Eight to 10 drugs are commonly used in HIV treatment, meaning there are between 30 and 50 total drug combinations. Finding the right balance for patients can be a challenge, especially with myriad side effects, co-payments and insurance pre-authorization requirements to fill a prescription.
“There are a lot of barriers to patients taking the right medications,” Sitapati said.
Incorporating health information technology
Access to health information technology resources has been crucial to the clinic’s transformation. UC San Diego assigned a four-person team of health IT specialists — including a physician informaticist, a data analyst, a programmer analyst and a Master of Public Health team member — to work on the clinic’s patient-centered medical home innovation projects. Having a clinical informatics team that understands the patient population, is invested in the clinic’s success and is aligned with the project’s vision and goals has been absolutely critical, Sitapati said.

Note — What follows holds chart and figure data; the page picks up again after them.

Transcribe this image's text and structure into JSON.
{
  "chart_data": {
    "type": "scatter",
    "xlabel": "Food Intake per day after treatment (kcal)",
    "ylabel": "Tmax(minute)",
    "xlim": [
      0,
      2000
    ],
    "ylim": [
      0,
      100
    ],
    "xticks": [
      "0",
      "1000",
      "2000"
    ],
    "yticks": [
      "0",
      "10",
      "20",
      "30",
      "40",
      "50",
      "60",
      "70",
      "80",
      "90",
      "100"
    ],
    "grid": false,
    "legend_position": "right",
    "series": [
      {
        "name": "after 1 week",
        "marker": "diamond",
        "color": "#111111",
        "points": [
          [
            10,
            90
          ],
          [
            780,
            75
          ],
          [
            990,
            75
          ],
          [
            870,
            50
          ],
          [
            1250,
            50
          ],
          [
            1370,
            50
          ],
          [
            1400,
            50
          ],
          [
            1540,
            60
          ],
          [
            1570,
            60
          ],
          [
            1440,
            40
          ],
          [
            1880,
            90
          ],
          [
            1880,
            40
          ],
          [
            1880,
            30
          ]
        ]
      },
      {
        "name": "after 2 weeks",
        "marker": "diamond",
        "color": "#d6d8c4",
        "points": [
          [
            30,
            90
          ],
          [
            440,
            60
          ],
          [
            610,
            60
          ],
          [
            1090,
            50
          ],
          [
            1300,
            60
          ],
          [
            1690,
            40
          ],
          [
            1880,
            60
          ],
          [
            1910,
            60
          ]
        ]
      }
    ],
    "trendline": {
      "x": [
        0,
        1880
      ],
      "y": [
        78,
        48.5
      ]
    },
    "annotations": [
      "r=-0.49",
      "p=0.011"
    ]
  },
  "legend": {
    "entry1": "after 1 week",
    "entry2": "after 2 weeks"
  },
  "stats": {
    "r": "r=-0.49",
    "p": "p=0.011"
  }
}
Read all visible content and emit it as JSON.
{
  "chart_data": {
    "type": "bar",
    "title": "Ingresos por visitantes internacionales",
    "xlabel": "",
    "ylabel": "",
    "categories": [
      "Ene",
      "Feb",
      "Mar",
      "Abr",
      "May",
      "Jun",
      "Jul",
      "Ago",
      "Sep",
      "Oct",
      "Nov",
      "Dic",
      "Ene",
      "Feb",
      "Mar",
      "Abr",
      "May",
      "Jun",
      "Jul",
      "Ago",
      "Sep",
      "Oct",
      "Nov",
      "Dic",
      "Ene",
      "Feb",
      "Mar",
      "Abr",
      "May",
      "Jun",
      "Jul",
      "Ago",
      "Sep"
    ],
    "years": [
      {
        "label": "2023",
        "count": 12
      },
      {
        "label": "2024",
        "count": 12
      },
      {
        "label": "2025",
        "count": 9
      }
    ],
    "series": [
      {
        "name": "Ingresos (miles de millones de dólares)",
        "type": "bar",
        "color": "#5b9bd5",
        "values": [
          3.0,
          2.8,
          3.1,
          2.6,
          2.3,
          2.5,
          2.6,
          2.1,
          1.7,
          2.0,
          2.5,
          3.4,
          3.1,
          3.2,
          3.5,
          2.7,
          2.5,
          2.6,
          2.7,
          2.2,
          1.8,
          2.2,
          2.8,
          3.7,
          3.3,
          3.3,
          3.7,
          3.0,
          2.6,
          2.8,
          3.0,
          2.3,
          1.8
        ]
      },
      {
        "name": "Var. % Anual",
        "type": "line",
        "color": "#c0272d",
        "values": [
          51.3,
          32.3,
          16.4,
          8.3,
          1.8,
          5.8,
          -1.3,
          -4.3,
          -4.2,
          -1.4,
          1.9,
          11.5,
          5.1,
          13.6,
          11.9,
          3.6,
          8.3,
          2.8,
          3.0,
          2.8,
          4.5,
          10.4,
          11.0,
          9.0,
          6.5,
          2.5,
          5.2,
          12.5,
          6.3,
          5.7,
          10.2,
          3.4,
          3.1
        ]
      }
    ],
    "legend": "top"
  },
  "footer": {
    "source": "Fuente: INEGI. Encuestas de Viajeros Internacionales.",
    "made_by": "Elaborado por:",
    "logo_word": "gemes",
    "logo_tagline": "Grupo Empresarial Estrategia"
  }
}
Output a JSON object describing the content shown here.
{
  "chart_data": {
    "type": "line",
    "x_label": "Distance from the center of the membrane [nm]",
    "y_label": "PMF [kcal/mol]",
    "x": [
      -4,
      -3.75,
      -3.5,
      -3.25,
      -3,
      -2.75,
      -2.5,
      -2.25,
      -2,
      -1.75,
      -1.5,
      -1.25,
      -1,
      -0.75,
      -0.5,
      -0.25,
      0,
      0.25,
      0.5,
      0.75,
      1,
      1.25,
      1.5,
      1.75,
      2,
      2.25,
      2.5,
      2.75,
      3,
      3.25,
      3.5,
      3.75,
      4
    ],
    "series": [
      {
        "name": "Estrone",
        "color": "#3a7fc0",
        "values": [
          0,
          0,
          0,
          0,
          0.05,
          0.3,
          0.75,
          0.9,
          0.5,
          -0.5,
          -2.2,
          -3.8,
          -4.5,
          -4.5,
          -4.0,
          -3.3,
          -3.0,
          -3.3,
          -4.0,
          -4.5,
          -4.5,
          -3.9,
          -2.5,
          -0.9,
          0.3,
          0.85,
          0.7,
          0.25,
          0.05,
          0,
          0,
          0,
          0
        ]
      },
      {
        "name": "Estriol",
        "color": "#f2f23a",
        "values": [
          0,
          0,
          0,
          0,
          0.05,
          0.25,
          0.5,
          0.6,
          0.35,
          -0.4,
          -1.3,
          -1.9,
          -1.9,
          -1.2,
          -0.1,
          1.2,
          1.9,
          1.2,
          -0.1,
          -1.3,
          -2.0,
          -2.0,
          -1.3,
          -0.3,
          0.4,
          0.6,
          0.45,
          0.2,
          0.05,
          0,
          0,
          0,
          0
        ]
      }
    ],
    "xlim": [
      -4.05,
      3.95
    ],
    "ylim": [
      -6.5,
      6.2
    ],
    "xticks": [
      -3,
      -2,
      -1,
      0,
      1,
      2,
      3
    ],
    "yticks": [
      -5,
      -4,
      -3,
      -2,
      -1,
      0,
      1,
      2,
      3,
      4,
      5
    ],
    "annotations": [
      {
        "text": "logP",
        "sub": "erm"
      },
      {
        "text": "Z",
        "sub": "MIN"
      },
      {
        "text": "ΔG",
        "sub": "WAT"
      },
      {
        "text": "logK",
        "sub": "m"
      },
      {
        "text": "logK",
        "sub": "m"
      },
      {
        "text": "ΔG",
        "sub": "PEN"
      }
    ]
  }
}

Ongoing communication with patients is an important component to care. Patients at the clinic are avid adopters of MyUCSDChart, a Web portal that sends reminders for appointments and preventative screenings.
In 2013, there were an average of 1,003 MyUCSDChart patient encounters per month, up from 288 MyUCSDChart encounters in 2012. These patient portal interactions are on par with in-person and phone visits in 2013, which averaged 1,135 office visits and 1,455 average phone calls per month in 2013.
Perhaps one of the most valuable clinic informatics tools is SmartSet — an electronic medical record tool that allows clinicians to order lab tests in batches for patients who haven’t received recent laboratory screenings. The Centers for Disease Control and Prevention recommends annual screening for sexually transmitted diseases (STDs) in HIV-positive individuals. The SmartSet allows clinicians to quickly identify patients due for screenings and then order tests without manually ordering each lab for each patient, increasing clinic efficiencies and productivity.
Focusing on care transitions
The Owen Clinic focuses on care transitions for its patients. The clinic has a dedicated “nurse transition specialist” skilled in HIV/AIDS care to assist patients moving between inpatient care and the Owen Clinic. The nurse transition specialist program is part of another DSRIP project at UC San Diego.
These proactive, integrated approaches are garnering results. Viral load monitoring rose from a baseline of 63 percent in 2011 to 81.9 percent for the period of January through December 2013. Screening for both chlamydia and gonorrhea increased from 57.4 percent in 2011 to 84.2 percent for the period of January 2013 through December 2013. Wrap-around services for HIV care — including nutrition, substance abuse counseling, pharmacy, psychiatry and case management — increased 34 percent.